Another caller was concerned about his mother-in-law, who lived near the World Trade Center and had not been heard from since the attack. O'Grady-Leshane was able to reach a hospital located across from the woman's address, learned her building had not been evacuated and passed the news on to the relieved family.

Recent days have seen a sobering transition period for the center. With hope all but gone that additional survivors will be found, families and friends of those still missing have begun the process of accepting and mourning their loss. Last week, the center cut back its hours from 10 a day to seven, and is now handling any inquiries by phone.

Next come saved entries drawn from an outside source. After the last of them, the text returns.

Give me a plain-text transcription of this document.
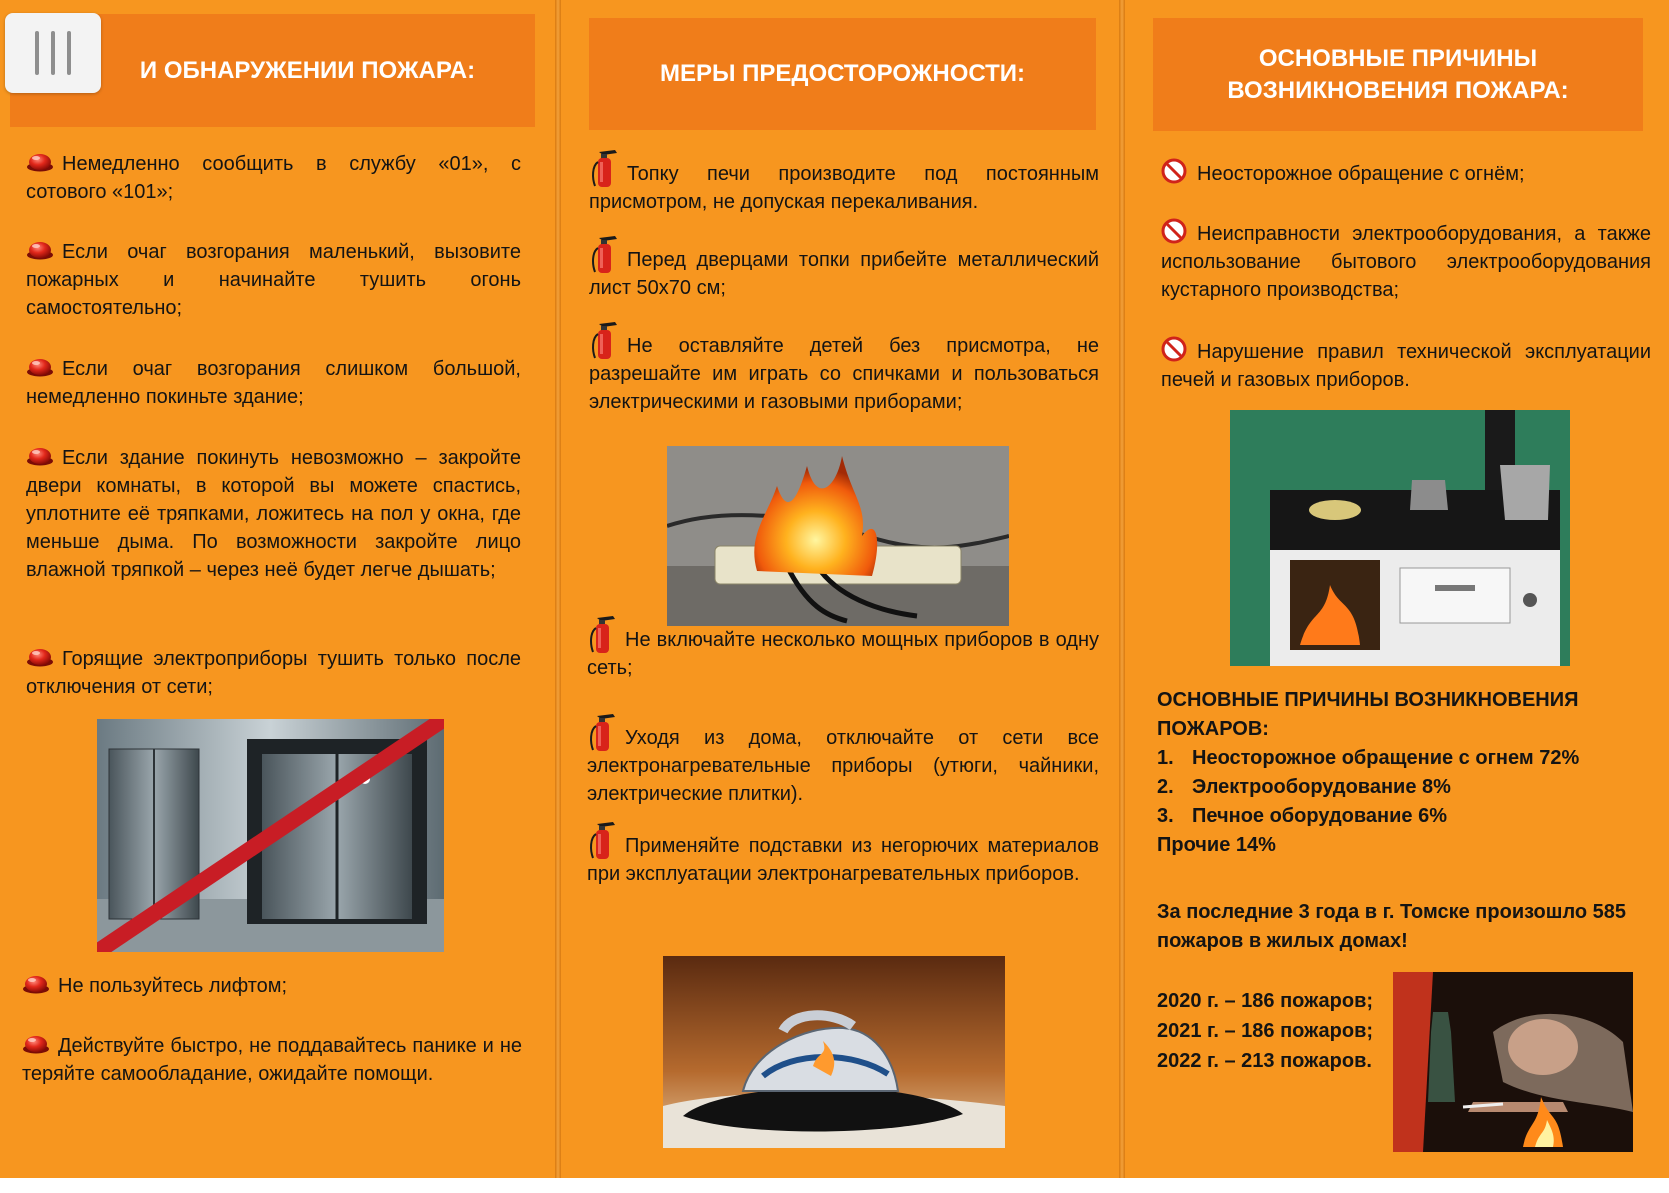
И ОБНАРУЖЕНИИ ПОЖАРА:
Немедленно сообщить в службу «01», с сотового «101»;
Если очаг возгорания маленький, вызовите пожарных и начинайте тушить огонь самостоятельно;
Если очаг возгорания слишком большой, немедленно покиньте здание;
Если здание покинуть невозможно – закройте двери комнаты, в которой вы можете спастись, уплотните её тряпками, ложитесь на пол у окна, где меньше дыма. По возможности закройте лицо влажной тряпкой – через неё будет легче дышать;
Горящие электроприборы тушить только после отключения от сети;
Не пользуйтесь лифтом;
Действуйте быстро, не поддавайтесь панике и не теряйте самообладание, ожидайте помощи.
МЕРЫ ПРЕДОСТОРОЖНОСТИ:
Топку печи производите под постоянным присмотром, не допуская перекаливания.
Перед дверцами топки прибейте металлический лист 50х70 см;
Не оставляйте детей без присмотра, не разрешайте им играть со спичками и пользоваться электрическими и газовыми приборами;
Не включайте несколько мощных приборов в одну сеть;
Уходя из дома, отключайте от сети все электронагревательные приборы (утюги, чайники, электрические плитки).
Применяйте подставки из негорючих материалов при эксплуатации электронагревательных приборов.
ОСНОВНЫЕ ПРИЧИНЫ
ВОЗНИКНОВЕНИЯ ПОЖАРА:
Неосторожное обращение с огнём;
Неисправности электрооборудования, а также использование бытового электрооборудования кустарного производства;
Нарушение правил технической эксплуатации печей и газовых приборов.
ОСНОВНЫЕ ПРИЧИНЫ ВОЗНИКНОВЕНИЯ ПОЖАРОВ:
1. Неосторожное обращение с огнем 72%
2. Электрооборудование 8%
3. Печное оборудование 6%
Прочие 14%
За последние 3 года в г. Томске произошло 585 пожаров в жилых домах!
2020 г. – 186 пожаров;
2021 г. – 186 пожаров;
2022 г. – 213 пожаров.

In the days and weeks to come, O'Grady-Leshane said, "it will be useful for us to reflect on what we've learned by the experience of setting up and running this center, and what it says about the University and its ability to reach out in a variety of ways."

Walsh said, "BC's commitment to its ideals comes from the top down. When Fr. Leahy got that call, he could have said, 'I'm sorry, we can't do that.' Instead, he turned to Alberto and GSSW, and we were able to turn to others across the University so as to provide a very important service."